Voglio subito premettere che questo articolo non è a discapito delle organizzazioni di volontariato, tantomeno a discredito delle migliaia di persone che a titolo gratuito offrono il loro tempo e il loro operato nei più disparati ambiti.
Spesso l’approccio a persone con disabilità o svantaggio in generale, è dettato da quel sano egoismo nel ricercare la pace dei sensi e del cuore, quella voglia di sentirci utili e importanti per qualcuno, e se questo qualcuno ne è realmente bisognoso tanto meglio.
Spesso però c’è una sovrapposizione tra volontario e professionista, tra volontà e competenza, tra disponibilità e disposizione. Ed è qui che si perde il punto: a dispetto di un immediato beneficio – quello di poter usufruire gratuitamente di un servizio, di farne venir voglia o di vincere il dubbio se affrontare una spesa o no – si perde la garanzia della disponibilità futura, della ripetibilità dell’esperienza e della disponibilità di spazi e strutture.
Tutto ciò accade molto spesso nel mondo della formazione sportiva, dove non è facile trovare l’opportunità di fare esperienze (prove) gratuite per portatori di handicap. Il problema spesso è che, per chi una volta “convinto” dalla prova, non c’è la possibilità di proseguire nell’esperienza o nella formazione.
Di certo la maggior parte delle associazioni o realtà sportive agiscono mosse dalle più nobili delle motivazioni, ma tra loro – non troppo celate – si muovono anche grandi organizzazioni. Non ne è immune il mondo della subacquea sportiva dove, dopo l’interagire con disabili, organizzare eventi che richiamino l’articoletto di giornale e l’assessorino di turno per far due foto, rimane ben poco…

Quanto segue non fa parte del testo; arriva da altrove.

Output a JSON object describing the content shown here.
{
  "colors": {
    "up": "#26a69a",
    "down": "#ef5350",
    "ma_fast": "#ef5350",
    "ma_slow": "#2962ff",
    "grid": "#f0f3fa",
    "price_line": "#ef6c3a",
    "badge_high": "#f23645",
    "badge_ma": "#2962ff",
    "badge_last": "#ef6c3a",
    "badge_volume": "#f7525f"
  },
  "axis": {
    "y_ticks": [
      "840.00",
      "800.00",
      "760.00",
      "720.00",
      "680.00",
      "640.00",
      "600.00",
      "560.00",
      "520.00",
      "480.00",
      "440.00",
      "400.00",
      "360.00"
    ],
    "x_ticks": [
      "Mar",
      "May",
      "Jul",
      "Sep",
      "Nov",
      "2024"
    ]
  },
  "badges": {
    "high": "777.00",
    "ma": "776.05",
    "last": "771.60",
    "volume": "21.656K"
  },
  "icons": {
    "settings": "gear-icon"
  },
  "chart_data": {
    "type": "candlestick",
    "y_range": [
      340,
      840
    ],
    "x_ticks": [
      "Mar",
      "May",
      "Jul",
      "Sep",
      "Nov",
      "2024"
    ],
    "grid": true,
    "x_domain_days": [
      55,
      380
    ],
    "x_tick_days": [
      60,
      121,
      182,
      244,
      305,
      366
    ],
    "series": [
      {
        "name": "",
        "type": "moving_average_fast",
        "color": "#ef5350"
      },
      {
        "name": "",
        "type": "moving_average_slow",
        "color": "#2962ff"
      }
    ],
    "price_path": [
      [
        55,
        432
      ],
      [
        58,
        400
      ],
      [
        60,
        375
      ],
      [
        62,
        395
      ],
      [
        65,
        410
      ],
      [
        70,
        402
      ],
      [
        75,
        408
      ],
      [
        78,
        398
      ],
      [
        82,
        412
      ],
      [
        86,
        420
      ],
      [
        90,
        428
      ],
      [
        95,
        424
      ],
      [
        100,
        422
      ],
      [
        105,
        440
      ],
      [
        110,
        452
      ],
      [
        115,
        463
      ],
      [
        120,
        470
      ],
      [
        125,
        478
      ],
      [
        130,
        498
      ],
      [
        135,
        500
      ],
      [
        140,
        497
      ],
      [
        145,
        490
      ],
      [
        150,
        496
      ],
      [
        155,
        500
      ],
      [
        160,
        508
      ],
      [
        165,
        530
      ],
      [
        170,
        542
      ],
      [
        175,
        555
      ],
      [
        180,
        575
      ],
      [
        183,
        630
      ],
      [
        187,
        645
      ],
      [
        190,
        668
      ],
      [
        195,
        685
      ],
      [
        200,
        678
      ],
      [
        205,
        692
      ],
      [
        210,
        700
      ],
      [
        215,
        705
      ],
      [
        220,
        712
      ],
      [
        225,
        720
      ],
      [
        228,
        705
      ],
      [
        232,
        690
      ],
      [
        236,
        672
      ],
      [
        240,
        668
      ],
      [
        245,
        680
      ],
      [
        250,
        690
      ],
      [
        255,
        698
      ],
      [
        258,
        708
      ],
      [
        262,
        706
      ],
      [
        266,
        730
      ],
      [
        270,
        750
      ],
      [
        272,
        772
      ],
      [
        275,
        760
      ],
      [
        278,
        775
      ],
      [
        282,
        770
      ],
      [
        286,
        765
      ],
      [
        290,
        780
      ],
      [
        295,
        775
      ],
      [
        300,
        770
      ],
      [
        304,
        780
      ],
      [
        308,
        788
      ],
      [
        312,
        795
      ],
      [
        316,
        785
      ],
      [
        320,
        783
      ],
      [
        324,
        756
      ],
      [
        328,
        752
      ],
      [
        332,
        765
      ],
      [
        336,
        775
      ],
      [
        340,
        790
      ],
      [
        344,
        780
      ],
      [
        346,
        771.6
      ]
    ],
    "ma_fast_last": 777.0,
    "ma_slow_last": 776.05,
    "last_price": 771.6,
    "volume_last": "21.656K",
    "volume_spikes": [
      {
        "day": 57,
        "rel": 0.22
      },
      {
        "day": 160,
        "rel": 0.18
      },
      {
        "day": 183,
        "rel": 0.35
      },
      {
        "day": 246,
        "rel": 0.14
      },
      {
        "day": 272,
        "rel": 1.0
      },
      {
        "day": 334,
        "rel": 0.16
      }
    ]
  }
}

Tutto ciò che è a pagamento è dunque sinonimo di qualità? NO! Non possiamo dimenticare però che la professionalità degli operatori è un investimento, di tempo e di denaro spesi nella formazione, anche per dare delle competenze e mettere a disposizione strumenti “adattati”, che hanno dei costi di reperibilità e di utilizzo. Si pensi al lavoro con le persone “speciali” e all’ulteriore preparazione che richiede.
Tutto ciò che è gratis è scadente? Assolutamente no! Ma è vero che può essere un campanello d’allarme. Alla fonte di ciò che è gratis c’è sempre chi paga, e io mi chiedo sempre perché e quanto mi costa.
Come accennato, nel mondo della subacquea c’è da tempo un susseguirsi di eventi ed opportunità per provare a respirare sott’acqua, come se ci volesse chissà quale capacità (e parlo da Instructor Trainer). In prima fila grandi e blasonate associazioni di settore vantano la formazione di “subacquei disabili”, ma dopo l’organizzazione di eventi, proclami e la (costosa) formazione di guide subacquee e istruttori, rimane ben poco per chi volesse realmente praticare l’attività in autonomia.
La realtà è che anche chi è mosso dalle più nobili e sincere motivazioni, se non incontra una sostenibilità economica, non può garantire la continuità né la ripetibilità delle attività. In sostanza, per garantire che “Tonino”, ragazzo con sindrome di Down, pratichi la subacquea con continuità, bisogna potergli garantire una formazione adeguata, e garantirgli anche di poter praticare la disciplina tutte le volte che vuole; quindi bisognerebbe garantire a Tonino il diritto di essere cliente, ed esigere un servizio di qualità e valore adeguato al mercato!